“We are choking ourselves in a web of complexity. Our financial system is so complex it can’t be regulated. The health care plan is so complex no one understands it. Our politics is so complex it’s become a complete mess” says TED talks curator Chris Anderson.
Arianna Huffington has a post on her hugely popular blog today regarding the most recent TED talks called: “Can simplicity and innovation overcome complexity and cynicism” :
In his opening remarks, TED curator Chris Anderson met the zeitgeist head on, talking about his rage at the fact that every idea about how to deal with our big problems is crushed on a wall of cynicism and complexity.
Maybe he hasn’t tried to read the latest info on fisheries management… speaking of choking, or drowning.

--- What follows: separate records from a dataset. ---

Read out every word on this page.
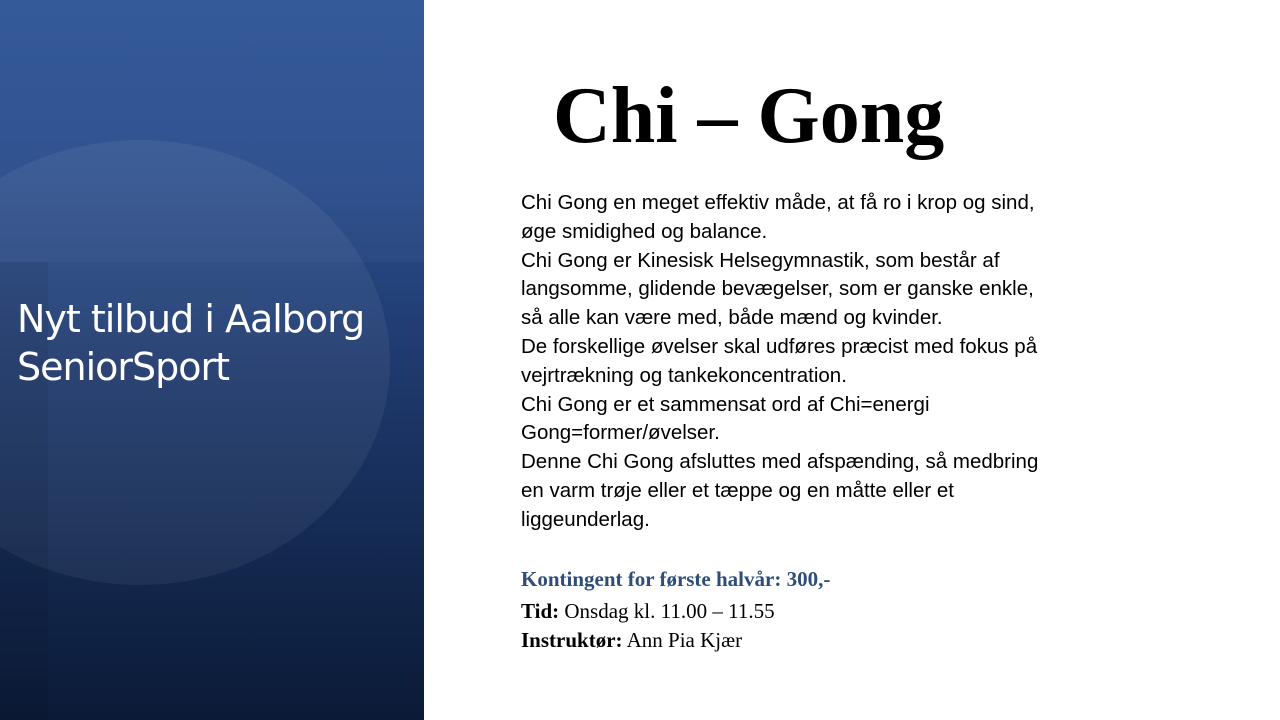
Nyt tilbud i Aalborg
SeniorSport
Chi – Gong

Chi Gong en meget effektiv måde, at få ro i krop og sind,
øge smidighed og balance.

Chi Gong er Kinesisk Helsegymnastik, som består af
langsomme, glidende bevægelser, som er ganske enkle,
så alle kan være med, både mænd og kvinder.

De forskellige øvelser skal udføres præcist med fokus på
vejrtrækning og tankekoncentration.

Chi Gong er et sammensat ord af Chi=energi
Gong=former/øvelser.

Denne Chi Gong afsluttes med afspænding, så medbring
en varm trøje eller et tæppe og en måtte eller et
liggeunderlag.

Kontingent for første halvår: 300,-
Tid: Onsdag kl. 11.00 – 11.55
Instruktør: Ann Pia Kjær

One of the speakers speaking today on “Simplicity” at the TED conference in California is chemist George Whitesides. One of Whitesides previous talks at a TED conference is called “a lab the size of a postage stamp“. It’s a fascinating principle that he discusses – simplifying some disease/ailment diagnosis onto a tiny piece of paper. Think of, for example, pregnancy tests or the little strips of paper that pregnant women pee on to, to identify proteins, sugars, etc.

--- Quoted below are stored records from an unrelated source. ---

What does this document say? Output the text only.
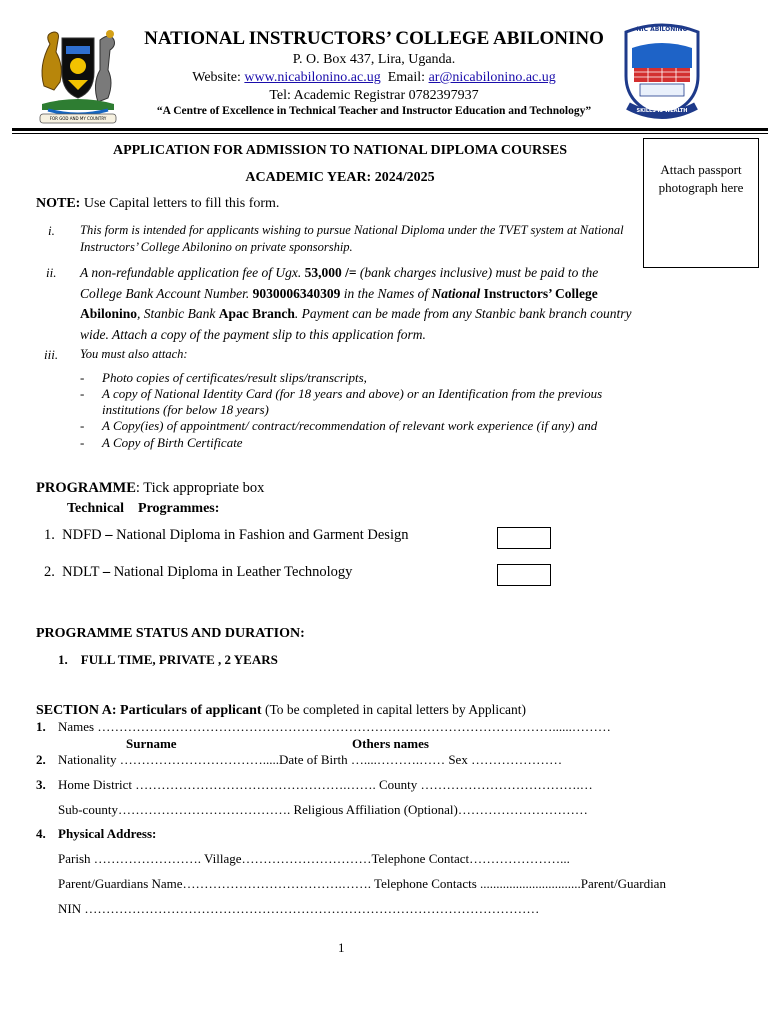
FOR GOD AND MY COUNTRY
NIC ABILONINO
SKILLS IS WEALTH
NATIONAL INSTRUCTORS’ COLLEGE ABILONINO
P. O. Box 437, Lira, Uganda.
Website: www.nicabilonino.ac.ug Email: ar@nicabilonino.ac.ug
Tel: Academic Registrar 0782397937
“A Centre of Excellence in Technical Teacher and Instructor Education and Technology”
APPLICATION FOR ADMISSION TO NATIONAL DIPLOMA COURSES
ACADEMIC YEAR: 2024/2025
Attach passport photograph here
NOTE: Use Capital letters to fill this form.
i. This form is intended for applicants wishing to pursue National Diploma under the TVET system at National Instructors’ College Abilonino on private sponsorship.
ii. A non-refundable application fee of Ugx. 53,000 /= (bank charges inclusive) must be paid to the College Bank Account Number. 9030006340309 in the Names of National Instructors’ College Abilonino, Stanbic Bank Apac Branch. Payment can be made from any Stanbic bank branch country wide. Attach a copy of the payment slip to this application form.
iii. You must also attach:
- Photo copies of certificates/result slips/transcripts,
- A copy of National Identity Card (for 18 years and above) or an Identification from the previous institutions (for below 18 years)
- A Copy(ies) of appointment/ contract/recommendation of relevant work experience (if any) and
- A Copy of Birth Certificate
PROGRAMME: Tick appropriate box
Technical    Programmes:
1. NDFD – National Diploma in Fashion and Garment Design
2. NDLT – National Diploma in Leather Technology
PROGRAMME STATUS AND DURATION:
1.    FULL TIME, PRIVATE , 2 YEARS
SECTION A: Particulars of applicant (To be completed in capital letters by Applicant)
1. Names ……………………………………………………………………………………………......………
Surname	Others names
2. Nationality …………………………….....Date of Birth …....……….…… Sex …………………
3. Home District ………………………………………….……. County ……………………………….…
Sub-county…………………………………. Religious Affiliation (Optional)…………………………
4. Physical Address:
Parish ……………………. Village…………………………Telephone Contact…………………...
Parent/Guardians Name……………………………….……. Telephone Contacts ...............................Parent/Guardian
NIN ……………………………………………………………………………………………
1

As Whitesides suggests you need two things to treat a disease:
- know what you’re treating – diagnostics
- then do something – action – at the smallest possible cost.
The most important factor, suggests Whitesides, is lowering costs – what is the cheapest possible diagnostic?
For Whitesides – it’s a simple piece of paper.
I love the finish to the talk:
What is simplicity?
It’s so simple, it’s impossible to f**k it up?